Clinical outcomes favored mobile-bearing and fixed-bearing implants for total ankle replacement, according to published results.

“[At] a minimum of 2 to 5 years after implantation of a mobile-bearing vs. a fixed-bearing ankle replacement there appears to be little to no difference in patient-reported outcomes [PROs],” James A. Nunley II, MD, told Orthopedics Today. “Nevertheless, this preliminary data in the study will need to be followed for at least 10 years …”

“[The] incidence of tibial lucency and cyst formation, while similar for the mobile-bearing and fixed-bearing tibial components, the mobile-bearing has greater talar lucency and tibial-talar subsidence,” Nunley said in his presentation of the study, which was a finalist for the Roger A. Mann Award at the American Orthopaedic Foot & Ankle Society Annual Meeting.

James A. Nunley II

Nunley and colleagues compared mobile-bearing STAR Total Ankle Replacement (Stryker) and fixed-bearing Salto Talaris Total Ankle Replacement (Tornier) implants for total ankle replacement (TAR) in 84 patients with end-stage ankle osteoarthritis who failed nonoperative treatment. On average, the follow-up was 4.5 years. At 6 and 12 months postoperatively, investigators collected PROs, VAS, SF-36, foot and ankle disability index, short musculoskeletal functional assessment (SMFA) and AOFAS ankle-hindfoot scores.

All patients had statistically significant improvements from the preoperative to the most recent evaluation. Their clinical outcomes were not statistically significantly different. The area that showed statistical improvement of the fixed-bearing ankle over the mobile-bearing ankle was the SMFA.

Based on radiographs, tibial lucency/cyst formation for mobile-bearing and fixed-bearing TAR was 26.8% and 20.9%, respectively. Investigators found tibial settling/subsidence in 7.3% of the mobile-bearing group. Talar lucency/cyst formation occurred in 24.3% of the mobile-bearing group vs. 2% of the fixed-bearing group. In 21.9% of mobile-bearing TARs, investigators observed talar subsidence compared with 2% in the fixed-bearing TARs.
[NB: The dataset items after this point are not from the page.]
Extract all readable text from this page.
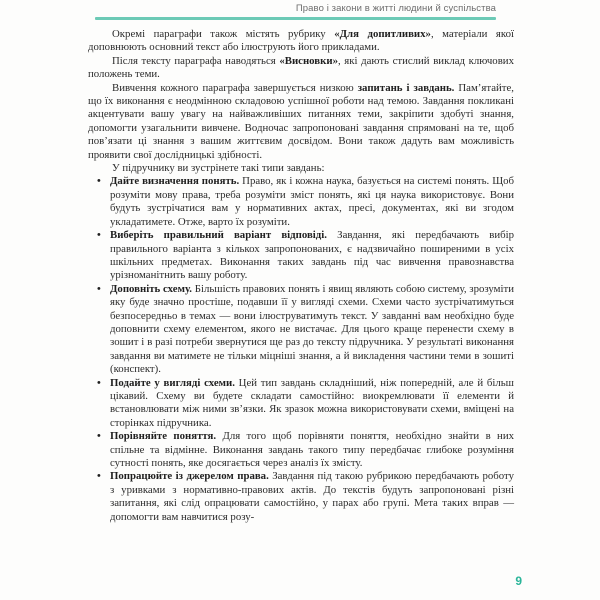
Право і закони в житті людини й суспільства

Окремі параграфи також містять рубрику «Для допитливих», матеріали якої доповнюють основний текст або ілюструють його прикладами.

Після тексту параграфа наводяться «Висновки», які дають стислий виклад ключових положень теми.

Вивчення кожного параграфа завершується низкою запитань і завдань. Пам’ятайте, що їх виконання є неодмінною складовою успішної роботи над темою. Завдання покликані акцентувати вашу увагу на найважливіших питаннях теми, закріпити здобуті знання, допомогти узагальнити вивчене. Водночас запропоновані завдання спрямовані на те, щоб пов’язати ці знання з вашим життєвим досвідом. Вони також дадуть вам можливість проявити свої дослідницькі здібності.

У підручнику ви зустрінете такі типи завдань:

• Дайте визначення понять. Право, як і кожна наука, базується на системі понять. Щоб розуміти мову права, треба розуміти зміст понять, які ця наука використовує. Вони будуть зустрічатися вам у нормативних актах, пресі, документах, які ви згодом укладатимете. Отже, варто їх розуміти.
• Виберіть правильний варіант відповіді. Завдання, які передбачають вибір правильного варіанта з кількох запропонованих, є надзвичайно поширеними в усіх шкільних предметах. Виконання таких завдань під час вивчення правознавства урізноманітнить вашу роботу.
• Доповніть схему. Більшість правових понять і явищ являють собою систему, зрозуміти яку буде значно простіше, подавши її у вигляді схеми. Схеми часто зустрічатимуться безпосередньо в темах — вони ілюструватимуть текст. У завданні вам необхідно буде доповнити схему елементом, якого не вистачає. Для цього краще перенести схему в зошит і в разі потреби звернутися ще раз до тексту підручника. У результаті виконання завдання ви матимете не тільки міцніші знання, а й викладення частини теми в зошиті (конспект).
• Подайте у вигляді схеми. Цей тип завдань складніший, ніж попередній, але й більш цікавий. Схему ви будете складати самостійно: виокремлювати її елементи й встановлювати між ними зв’язки. Як зразок можна використовувати схеми, вміщені на сторінках підручника.
• Порівняйте поняття. Для того щоб порівняти поняття, необхідно знайти в них спільне та відмінне. Виконання завдань такого типу передбачає глибоке розуміння сутності понять, яке досягається через аналіз їх змісту.
• Попрацюйте із джерелом права. Завдання під такою рубрикою передбачають роботу з уривками з нормативно-правових актів. До текстів будуть запропоновані різні запитання, які слід опрацювати самостійно, у парах або групі. Мета таких вправ — допомогти вам навчитися розу-
9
There were eight reoperations in the mobile-bearing group and three reoperations in the fixed-bearing group, mostly for impingement or to treat cysts.

The debate continues concerning whether mobile-bearing or fixed-bearing ankle designs are better, Nunley said.

“The mobile bearing has an unfixed polyethylene component with two fully conforming surfaces that articulate with metal,” he said, noting it optimizes conformity. The fixed bearing, which is poly fixed, is partially conforming which eliminates risk of subluxation, but is prone to eccentric load.” – by Monica Jaramillo

Disclosure: Nunley reports he receives research support from Acumed, Breg and Integra; is a paid consultant for DT MedTech, Mirus, Orthofix, SciMed and Wright Medical; has stock/stock options in Bristol-Myers Squibb; receives publishing royalties and financial/material support from Springer and DataTrace; is a paid presenter or speaker for Treace and TriMed; and has intellectual property royalties from and is a paid consultant for Exactech.